Stephen Dyer, a former legislator, explains here why charters in Ohio are very different from those in some other states.

The question he does not address is whether charters in other states operate as secretively and non-transparently as those in Ohio. Don’t expect to get an answer from the Obama administrations’ Department of Education, which loves the charter industry. We will have to wait for an enterprising researcher or journalist to dig deep and investigate.

Charters in Ohio collect $900 million yearly from taxpayers, but there are important questions they will not answer.

Dyer writes:

“Now it is true that sometimes it’s tough to get information out of traditional public schools. As a former reporter, I remember many rounds I’d go with districts about whether I could get information. But I never remember failing to receive this kind of information:

“Who runs the building?

“Who is that person’s supervisor?

“Who is the management company in charge?

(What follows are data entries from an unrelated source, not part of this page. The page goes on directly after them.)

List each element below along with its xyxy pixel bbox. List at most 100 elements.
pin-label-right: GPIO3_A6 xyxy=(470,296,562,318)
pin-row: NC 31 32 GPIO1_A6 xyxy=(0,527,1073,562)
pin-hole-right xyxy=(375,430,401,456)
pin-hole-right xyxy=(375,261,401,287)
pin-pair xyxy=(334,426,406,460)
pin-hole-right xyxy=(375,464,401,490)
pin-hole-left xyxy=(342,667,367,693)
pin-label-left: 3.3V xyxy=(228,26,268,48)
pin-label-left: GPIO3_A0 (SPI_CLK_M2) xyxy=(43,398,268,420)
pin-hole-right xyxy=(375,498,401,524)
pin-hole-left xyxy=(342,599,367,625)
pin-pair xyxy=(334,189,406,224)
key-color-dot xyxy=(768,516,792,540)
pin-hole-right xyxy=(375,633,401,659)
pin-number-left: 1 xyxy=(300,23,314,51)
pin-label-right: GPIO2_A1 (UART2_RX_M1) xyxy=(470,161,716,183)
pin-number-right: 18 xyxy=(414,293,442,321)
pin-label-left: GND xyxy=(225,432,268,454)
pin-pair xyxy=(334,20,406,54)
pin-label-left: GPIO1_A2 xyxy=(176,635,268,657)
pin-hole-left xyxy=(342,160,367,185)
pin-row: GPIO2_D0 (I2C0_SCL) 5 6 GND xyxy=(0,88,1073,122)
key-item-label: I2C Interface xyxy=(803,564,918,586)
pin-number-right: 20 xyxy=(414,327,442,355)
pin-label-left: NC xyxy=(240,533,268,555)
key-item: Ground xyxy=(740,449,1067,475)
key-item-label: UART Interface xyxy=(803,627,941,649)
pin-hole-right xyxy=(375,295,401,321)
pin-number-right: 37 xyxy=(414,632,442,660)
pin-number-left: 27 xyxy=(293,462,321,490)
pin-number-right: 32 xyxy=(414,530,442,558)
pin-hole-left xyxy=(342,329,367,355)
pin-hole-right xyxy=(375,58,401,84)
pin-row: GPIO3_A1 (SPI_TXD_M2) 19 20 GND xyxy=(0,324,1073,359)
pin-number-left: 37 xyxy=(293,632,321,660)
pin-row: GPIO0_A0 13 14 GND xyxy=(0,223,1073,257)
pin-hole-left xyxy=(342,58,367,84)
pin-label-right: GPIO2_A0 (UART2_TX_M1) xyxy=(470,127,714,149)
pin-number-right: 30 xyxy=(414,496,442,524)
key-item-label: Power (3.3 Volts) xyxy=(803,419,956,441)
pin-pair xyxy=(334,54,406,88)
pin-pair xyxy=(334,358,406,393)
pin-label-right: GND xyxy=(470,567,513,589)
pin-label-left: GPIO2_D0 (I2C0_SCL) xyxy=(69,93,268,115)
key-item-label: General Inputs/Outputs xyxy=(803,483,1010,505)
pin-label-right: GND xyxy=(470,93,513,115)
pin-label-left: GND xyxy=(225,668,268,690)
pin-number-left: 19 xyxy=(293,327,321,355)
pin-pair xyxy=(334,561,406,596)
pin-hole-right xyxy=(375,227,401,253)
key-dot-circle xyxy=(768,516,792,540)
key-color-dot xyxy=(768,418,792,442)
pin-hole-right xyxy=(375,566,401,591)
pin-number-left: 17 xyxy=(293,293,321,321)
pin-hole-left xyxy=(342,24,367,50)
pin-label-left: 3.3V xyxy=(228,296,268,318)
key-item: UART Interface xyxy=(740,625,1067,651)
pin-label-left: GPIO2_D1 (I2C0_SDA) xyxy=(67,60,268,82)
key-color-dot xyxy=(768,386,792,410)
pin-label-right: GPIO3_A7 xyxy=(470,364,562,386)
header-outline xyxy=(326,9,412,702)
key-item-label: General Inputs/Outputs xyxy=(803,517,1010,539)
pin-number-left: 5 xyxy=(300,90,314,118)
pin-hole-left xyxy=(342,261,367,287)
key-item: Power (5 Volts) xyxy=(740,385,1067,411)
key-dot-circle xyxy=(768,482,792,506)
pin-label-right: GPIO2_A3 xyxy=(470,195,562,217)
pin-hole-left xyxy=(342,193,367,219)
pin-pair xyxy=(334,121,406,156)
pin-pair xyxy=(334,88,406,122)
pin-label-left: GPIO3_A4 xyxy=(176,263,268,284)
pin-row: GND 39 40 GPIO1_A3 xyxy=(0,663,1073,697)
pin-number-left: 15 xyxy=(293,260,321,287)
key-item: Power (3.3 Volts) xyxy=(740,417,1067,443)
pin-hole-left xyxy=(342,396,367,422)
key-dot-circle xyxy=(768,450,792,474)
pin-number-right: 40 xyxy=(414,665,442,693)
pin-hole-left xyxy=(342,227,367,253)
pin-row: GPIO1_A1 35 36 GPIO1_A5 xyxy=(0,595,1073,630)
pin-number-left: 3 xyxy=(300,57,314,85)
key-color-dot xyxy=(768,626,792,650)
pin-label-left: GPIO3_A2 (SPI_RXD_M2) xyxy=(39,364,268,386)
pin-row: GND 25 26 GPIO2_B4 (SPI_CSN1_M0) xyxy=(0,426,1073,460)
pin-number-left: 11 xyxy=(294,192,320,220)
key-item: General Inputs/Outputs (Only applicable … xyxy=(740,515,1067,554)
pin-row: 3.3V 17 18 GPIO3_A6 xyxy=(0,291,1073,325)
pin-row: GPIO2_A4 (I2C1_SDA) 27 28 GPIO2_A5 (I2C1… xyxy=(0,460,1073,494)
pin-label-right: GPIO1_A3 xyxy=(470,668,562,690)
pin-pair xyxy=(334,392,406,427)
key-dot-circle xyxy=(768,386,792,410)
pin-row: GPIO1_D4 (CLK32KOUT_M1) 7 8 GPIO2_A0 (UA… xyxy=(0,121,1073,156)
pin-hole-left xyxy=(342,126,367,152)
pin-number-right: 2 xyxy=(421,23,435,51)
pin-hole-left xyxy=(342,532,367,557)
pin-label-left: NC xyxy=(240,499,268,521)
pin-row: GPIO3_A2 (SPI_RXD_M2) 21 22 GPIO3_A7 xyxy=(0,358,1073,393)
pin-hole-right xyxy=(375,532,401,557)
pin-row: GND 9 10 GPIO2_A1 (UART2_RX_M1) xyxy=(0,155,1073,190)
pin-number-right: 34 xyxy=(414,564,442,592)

“How does one contact the school board?

“When does the board meet?

“Only 1 in 4 Ohio Charter Schools answered these five basic questions. That’s right. Only 1 in 4 Charters told members of the public, who pay $900 million a year for these schools, when the school board meets. And these schools are called “public schools” throughout the Ohio Revised Code. Perhaps this is why courts around the country are finding that Charter Schools aren’t actually public schools? Because they act like private schools?

“Look, Ohio taxpayers fork over $900 million a year for Charter Schools. They deserve to know how that money is being spent. Because they would be able to find the answers to these five questions on every single traditional public school website. You wouldn’t have to set up phone banks to find out the answers to these basic five questions, the way the Akron Beacon Journal did for Charters.

“Can you imagine if the Beacon called Akron Public Schools and they refused to tell them who the Superintendent was, or when the board met, or how to contact the board? I mean, that is just beyond imagination, right? But Charters, we are told, are just as public a school as APS. So why do they operate under such a shadow?

“Ohio’s Charter School system is a disaster. It needs serious overhaul.

“Ohio’s Charter Schools take far more kids from school districts that outperform the Charter than the other way round. They spend nearly 3 times as much on administration than the average school district. They spend more per pupil overall than traditional school districts. And because the state pays about twice as much per pupil for the typical Charter School kid than the typical traditional public school kid, kids not in Charters get several hundred dollars less in state revenue than the state says they need. So what’s the bottom line for Ohio’s Charter Schools in comparison with traditional public schools, overall?

“They perform far worse academically

“They cost the state far more

“They spend more per pupil

“They spend far more on administration

“They are far less transparent”

Why is this situation possible? Two reasons: charter lobbyists make large campaign contributions to politicians, especially Republicans. They are not public schools, and need not be transparent or accountable.